The United States Trademark and Patent Office denied basketball star LeBron James' application to trademark the phrase "Taco Tuesday", according to attorney Josh Gerben. At first glance, it seems like a win for Taco John's, the Cheyenne-based fast-food corporation that has held the trademark in 49 states since 1989. However, the ruling may ultimately jeopardize TJ's claim to the Taco Tuesday trademark.
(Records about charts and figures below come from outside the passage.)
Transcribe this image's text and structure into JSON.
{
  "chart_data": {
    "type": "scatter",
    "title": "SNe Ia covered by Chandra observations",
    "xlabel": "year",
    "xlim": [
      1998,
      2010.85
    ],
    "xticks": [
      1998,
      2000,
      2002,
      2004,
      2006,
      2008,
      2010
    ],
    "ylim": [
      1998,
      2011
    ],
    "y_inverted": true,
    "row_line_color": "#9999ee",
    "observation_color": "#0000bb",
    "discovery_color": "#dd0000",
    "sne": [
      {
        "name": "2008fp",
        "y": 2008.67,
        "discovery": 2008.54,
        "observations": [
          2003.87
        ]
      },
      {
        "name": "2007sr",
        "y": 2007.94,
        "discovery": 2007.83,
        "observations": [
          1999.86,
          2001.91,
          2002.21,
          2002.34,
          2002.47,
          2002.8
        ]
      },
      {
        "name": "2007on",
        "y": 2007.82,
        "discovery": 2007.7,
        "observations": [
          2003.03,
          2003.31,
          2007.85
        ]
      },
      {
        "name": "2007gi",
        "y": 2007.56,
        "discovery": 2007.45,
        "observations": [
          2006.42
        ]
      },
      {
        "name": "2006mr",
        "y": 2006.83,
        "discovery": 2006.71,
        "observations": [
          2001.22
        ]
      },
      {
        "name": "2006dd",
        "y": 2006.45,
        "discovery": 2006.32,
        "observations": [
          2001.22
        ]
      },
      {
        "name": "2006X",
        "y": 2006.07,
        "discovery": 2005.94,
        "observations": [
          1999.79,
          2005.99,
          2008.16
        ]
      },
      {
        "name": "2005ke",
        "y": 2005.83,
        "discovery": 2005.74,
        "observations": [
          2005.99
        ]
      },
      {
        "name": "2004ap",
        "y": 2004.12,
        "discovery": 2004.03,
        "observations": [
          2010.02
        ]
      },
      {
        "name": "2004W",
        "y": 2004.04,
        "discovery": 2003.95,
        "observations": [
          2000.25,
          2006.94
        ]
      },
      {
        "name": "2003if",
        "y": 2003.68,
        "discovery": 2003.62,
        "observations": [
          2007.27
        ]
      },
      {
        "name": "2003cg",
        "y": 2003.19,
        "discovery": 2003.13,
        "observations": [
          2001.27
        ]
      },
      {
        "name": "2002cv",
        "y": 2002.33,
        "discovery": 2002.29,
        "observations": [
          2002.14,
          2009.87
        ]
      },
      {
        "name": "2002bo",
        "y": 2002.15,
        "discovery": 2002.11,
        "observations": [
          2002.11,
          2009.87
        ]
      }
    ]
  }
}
In their denial, the Trademark and Patent Office told James that Taco Tuesday was a "commonplace message" in the market and cannot be protected as a trademark. The NBA legend has posted several weekly Taco Tuesday updates on his social media channels this year and was seeking exclusive rights to a Taco Tuesday podcast and online video channel

Taco John's has vigorously defended their Taco Tuesday trademark for decades.

"Over the years we’ve certainly asserted our trademark against national companies, restaurants big and small, and even pharmaceutical companies,” Taco John's Chief Marketing Officer Billie Jo Waara told Price Economics in 2016. “We also recognize that the unauthorized use [the trademark] is prolific, and we do our best to communicate ownership. It’s a challenge for sure.”

Taco John's claims the slogan originated from a Minnesota franchise in the early '80s, who made the phrase the centerpiece of a successful marketing campaign. After adopting the slogan nationwide, the corporation used the Taco Tuesday phrase in a series of high-profile television and radio commercials throughout the 80s before the slogan was officially trademarked. The trademark has been challenged several times during the past three decades but remains in effect in every state except New Jersey.